Esta semana é também o 50º aniversário da assembleia do Celam de 1968 em Medellín, que lançou a Igreja latino-americana em sua forma moderna, comprometendo-a a uma tarefa histórica de libertação. Embora o conceito tenha levado a ferozes desentendimentos no rastro da revolução cubana, a promessa dos bispos latino-americanos de se manterem ao lado da sua maioria pobre contra todas as ameaças ao seu bem-estar está agora, indiscutivelmente, mais firme do que nunca.

Dom Juan Espinoza, secretário-geral mexicano do Celam, diz que o fato de o encontro desta semana ocorrer em El Salvador sob a sombra de Romero dá uma razão especial para recuperar aquele compromisso.

“Neste ano, estamos colocando uma especial ênfase sobre todo o nosso trabalho no Celam na promoção de uma Igreja pobre para os pobres”, disse ele à Rádio Vaticano.

Outro item significativo será um segundo sínodo de todas as Américas, o primeiro dos quais ocorreu há 20 anos. Os laços entre bispos do norte e do sul do Rio Grande – organizacionais, assim como de afeto e de afinidade – têm crescido cada vez mais: os projetos do Celam recebem a maior parte do seu financiamento dos bispos norte-americanos. Um encontro sobre a misericórdia em Bogotá, Colômbia, no ano passado, foi o maior encontro de bispos do Norte e do Sul desde o sínodo de 1997, que levou à Ecclesia in America.

O encontro desta semana terá um contingente de bispos dos Estados Unidos e do Canadá para discutir um novo “sínodo das Américas” – que acontecerá não em Roma, mas, digamos, na América Central ou no México. Ele permitiria que as Igrejas do Norte e do Sul falassem com uma única voz sobre questões-chave globais como a imigração, as mudanças climáticas, a violência, as drogas e as ameaças ao casamento e à família. Como as Américas agora contêm quase a metade de todos os católicos do mundo, seria difícil de ignorar a sua voz.

Também seria um passo-chave para fortalecer a voz dos organizamos episcopais continentais, o que Francisco quer ver acontecer. Em uma era globalizada, quando tantos desafios atravessam as fronteiras, mas que está vendo um retorno do nacionalismo e do nativismo, os encontros regionais de bispos serão uma importante plataforma profética. O Celam, de longe o mais velho e mais forte desses organismos, é chamado a liderar o caminho.

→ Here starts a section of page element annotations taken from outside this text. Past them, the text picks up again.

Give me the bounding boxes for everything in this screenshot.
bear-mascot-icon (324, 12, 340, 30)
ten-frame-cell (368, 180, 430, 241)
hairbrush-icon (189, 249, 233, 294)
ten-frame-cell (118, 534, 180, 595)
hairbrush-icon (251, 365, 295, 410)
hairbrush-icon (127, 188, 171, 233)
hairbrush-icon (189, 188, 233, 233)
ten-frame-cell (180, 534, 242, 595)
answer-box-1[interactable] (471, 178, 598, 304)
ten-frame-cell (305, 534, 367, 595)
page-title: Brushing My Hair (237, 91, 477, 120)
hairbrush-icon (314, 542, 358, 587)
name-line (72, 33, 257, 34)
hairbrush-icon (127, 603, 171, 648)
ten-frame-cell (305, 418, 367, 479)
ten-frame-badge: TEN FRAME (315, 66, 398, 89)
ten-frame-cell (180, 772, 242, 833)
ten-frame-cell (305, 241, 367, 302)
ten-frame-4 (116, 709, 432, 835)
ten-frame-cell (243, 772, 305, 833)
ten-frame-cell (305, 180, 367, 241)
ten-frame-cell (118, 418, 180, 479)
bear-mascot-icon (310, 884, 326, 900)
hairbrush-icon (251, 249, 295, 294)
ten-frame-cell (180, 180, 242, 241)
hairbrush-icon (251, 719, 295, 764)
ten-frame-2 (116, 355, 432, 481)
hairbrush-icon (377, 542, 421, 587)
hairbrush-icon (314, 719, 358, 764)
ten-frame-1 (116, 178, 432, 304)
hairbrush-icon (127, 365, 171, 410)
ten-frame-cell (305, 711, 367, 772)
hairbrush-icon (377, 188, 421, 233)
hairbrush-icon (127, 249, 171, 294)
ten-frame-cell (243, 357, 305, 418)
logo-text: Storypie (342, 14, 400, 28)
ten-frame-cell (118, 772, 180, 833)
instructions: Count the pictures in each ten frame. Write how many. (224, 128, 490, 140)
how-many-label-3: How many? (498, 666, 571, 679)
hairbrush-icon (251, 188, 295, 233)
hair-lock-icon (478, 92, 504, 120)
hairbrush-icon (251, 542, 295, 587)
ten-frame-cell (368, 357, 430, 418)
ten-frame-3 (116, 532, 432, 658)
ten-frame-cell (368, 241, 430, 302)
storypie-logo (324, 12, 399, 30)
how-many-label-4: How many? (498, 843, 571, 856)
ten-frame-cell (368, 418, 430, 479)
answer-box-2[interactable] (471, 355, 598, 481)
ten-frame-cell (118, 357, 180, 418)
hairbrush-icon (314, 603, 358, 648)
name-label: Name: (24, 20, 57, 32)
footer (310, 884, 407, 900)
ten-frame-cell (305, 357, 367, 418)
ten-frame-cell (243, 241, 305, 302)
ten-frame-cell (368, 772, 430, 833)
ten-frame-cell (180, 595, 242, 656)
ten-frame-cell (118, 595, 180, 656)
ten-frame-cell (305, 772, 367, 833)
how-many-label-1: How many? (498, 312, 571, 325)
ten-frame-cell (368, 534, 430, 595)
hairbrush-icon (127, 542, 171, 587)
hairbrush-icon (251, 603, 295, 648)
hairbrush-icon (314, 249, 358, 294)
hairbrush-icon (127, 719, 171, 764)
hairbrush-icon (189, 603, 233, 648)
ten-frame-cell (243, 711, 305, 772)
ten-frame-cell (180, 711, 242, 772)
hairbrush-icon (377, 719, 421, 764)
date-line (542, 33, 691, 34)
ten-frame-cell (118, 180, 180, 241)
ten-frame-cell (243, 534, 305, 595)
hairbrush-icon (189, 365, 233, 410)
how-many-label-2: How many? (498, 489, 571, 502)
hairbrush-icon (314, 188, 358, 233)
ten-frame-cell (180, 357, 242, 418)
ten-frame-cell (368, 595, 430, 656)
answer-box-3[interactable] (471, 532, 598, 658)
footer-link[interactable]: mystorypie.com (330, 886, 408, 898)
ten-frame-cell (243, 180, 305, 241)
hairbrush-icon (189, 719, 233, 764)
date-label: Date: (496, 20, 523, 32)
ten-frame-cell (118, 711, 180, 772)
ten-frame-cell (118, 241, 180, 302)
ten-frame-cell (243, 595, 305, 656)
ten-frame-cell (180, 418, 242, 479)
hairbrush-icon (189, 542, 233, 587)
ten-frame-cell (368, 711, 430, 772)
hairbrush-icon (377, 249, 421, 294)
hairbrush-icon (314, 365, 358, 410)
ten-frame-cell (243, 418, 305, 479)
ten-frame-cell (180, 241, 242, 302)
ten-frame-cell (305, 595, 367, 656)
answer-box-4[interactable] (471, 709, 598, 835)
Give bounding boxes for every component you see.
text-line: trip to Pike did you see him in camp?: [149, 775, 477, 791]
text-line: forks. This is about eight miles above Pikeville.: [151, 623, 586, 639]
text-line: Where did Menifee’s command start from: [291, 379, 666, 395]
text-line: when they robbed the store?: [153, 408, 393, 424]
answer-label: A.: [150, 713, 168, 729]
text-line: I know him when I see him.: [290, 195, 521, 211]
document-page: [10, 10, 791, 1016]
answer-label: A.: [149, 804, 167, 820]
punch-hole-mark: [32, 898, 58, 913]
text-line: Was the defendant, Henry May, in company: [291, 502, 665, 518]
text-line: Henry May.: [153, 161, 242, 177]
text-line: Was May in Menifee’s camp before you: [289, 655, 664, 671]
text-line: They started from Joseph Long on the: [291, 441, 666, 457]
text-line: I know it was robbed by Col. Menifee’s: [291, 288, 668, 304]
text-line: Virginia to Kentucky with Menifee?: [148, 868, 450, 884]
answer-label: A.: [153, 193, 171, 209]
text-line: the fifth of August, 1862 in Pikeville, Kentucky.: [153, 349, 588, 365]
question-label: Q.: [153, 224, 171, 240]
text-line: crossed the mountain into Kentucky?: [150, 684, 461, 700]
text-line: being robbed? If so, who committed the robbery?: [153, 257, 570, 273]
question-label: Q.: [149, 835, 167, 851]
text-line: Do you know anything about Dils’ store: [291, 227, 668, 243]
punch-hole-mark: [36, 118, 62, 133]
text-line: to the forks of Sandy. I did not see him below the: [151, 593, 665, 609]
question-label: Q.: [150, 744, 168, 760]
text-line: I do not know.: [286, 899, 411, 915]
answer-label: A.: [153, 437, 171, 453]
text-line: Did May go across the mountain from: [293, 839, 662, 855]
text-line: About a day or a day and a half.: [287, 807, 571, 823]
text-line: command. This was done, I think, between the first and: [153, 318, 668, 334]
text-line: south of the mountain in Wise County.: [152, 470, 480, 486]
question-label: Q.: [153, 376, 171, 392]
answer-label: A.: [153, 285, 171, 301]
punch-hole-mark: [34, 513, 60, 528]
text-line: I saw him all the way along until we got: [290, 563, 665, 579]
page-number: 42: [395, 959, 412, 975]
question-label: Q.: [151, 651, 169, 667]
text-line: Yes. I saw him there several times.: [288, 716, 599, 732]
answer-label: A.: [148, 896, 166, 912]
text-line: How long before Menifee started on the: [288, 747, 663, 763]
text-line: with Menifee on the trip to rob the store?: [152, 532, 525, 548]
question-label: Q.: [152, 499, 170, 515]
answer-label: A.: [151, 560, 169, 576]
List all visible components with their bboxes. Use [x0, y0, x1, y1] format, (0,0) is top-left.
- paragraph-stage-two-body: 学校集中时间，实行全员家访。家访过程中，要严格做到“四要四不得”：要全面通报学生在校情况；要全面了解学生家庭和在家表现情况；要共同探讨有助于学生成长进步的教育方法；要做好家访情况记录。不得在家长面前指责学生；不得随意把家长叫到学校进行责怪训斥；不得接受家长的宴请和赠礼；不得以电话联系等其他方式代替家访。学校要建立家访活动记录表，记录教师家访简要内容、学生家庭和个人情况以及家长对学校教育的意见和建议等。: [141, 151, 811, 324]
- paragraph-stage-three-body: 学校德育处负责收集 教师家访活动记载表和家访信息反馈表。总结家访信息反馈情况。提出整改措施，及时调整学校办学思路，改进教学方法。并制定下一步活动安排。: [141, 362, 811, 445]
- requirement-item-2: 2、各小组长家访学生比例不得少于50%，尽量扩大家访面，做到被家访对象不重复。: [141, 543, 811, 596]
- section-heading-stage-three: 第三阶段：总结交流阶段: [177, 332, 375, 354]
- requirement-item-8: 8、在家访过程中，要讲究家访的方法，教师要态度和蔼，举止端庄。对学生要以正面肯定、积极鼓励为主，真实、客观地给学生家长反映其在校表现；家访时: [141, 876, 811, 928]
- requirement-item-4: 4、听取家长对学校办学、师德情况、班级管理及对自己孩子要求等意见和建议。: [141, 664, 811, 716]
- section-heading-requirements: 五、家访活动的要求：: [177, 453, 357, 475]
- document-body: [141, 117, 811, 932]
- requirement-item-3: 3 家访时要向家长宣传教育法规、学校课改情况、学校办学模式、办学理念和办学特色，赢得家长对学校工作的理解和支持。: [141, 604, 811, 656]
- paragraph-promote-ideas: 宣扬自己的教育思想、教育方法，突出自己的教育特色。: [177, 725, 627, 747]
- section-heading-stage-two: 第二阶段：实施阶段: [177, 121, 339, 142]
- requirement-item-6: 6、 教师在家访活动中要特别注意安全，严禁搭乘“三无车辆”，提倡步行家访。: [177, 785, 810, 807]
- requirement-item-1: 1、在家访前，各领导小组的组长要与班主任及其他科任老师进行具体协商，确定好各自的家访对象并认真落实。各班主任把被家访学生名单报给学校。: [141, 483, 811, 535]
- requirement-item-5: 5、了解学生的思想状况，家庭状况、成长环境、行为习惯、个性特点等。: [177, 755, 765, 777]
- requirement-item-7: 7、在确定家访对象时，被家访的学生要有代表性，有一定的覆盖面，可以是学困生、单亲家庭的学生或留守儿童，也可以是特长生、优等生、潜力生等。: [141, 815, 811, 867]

A maioria das discussões desta semana terá um foco interno, ouvindo as iniciativas da Igreja continental. Entre estas, a formação de líderes leigos terá uma proeminência especial. Francisco quer que o Celam resista ao clericalismo e ajude a formar pessoas leigas empenhadas e imbuídas na doutrina social católica, a resgatar a política no continente dos messias de esquerda e dos tecnocratas neoliberais.

Mas ele quer ver mais líderes leigos formados para servir as paróquias locais. Preocupado com o fato de que muitos católicos latino-americanos vivem isolados da Igreja, ele pediu que o Celam ajude as Conferências Episcopais a formar líderes e catequistas locais, alguns dos quais poderiam ser diáconos.

Esses “agentes de pastoral” formados permitiriam a multiplicação daqueles que, na Arquidiocese de Bogotá, Colômbia, são chamados de “centros de escuta” – lugares aonde as pessoas podem ir para falar dos seus problemas e pressões, e serem ouvidas por um pastor ou por um leigo formado em discernimento.

O Celam criou um novo órgão de treinamento e formação, o Cebitepal (Centro Bíblico Teológico Pastoral para América Latina e Caribe), para focar seus esforços. Dentro dele, a chamada Escola Social, criada no ano passado, tem uma espécie de função de observatório, para ajudar os bispos do continente a coordenarem as respostas a desafios como as mudanças climáticas ou o tráfico de drogas e ensinar a doutrina social católica.

Tudo isso – e novos financiamentos para tais iniciativas – sugere que provavelmente ouviremos mais do Celam nos próximos anos. Não há nada tão energizante quanto acreditar que agora é um kairós, um tempo favorável – e não há nenhum lugar na Igreja exatamente agora que transpareça isso mais do que a América Latina.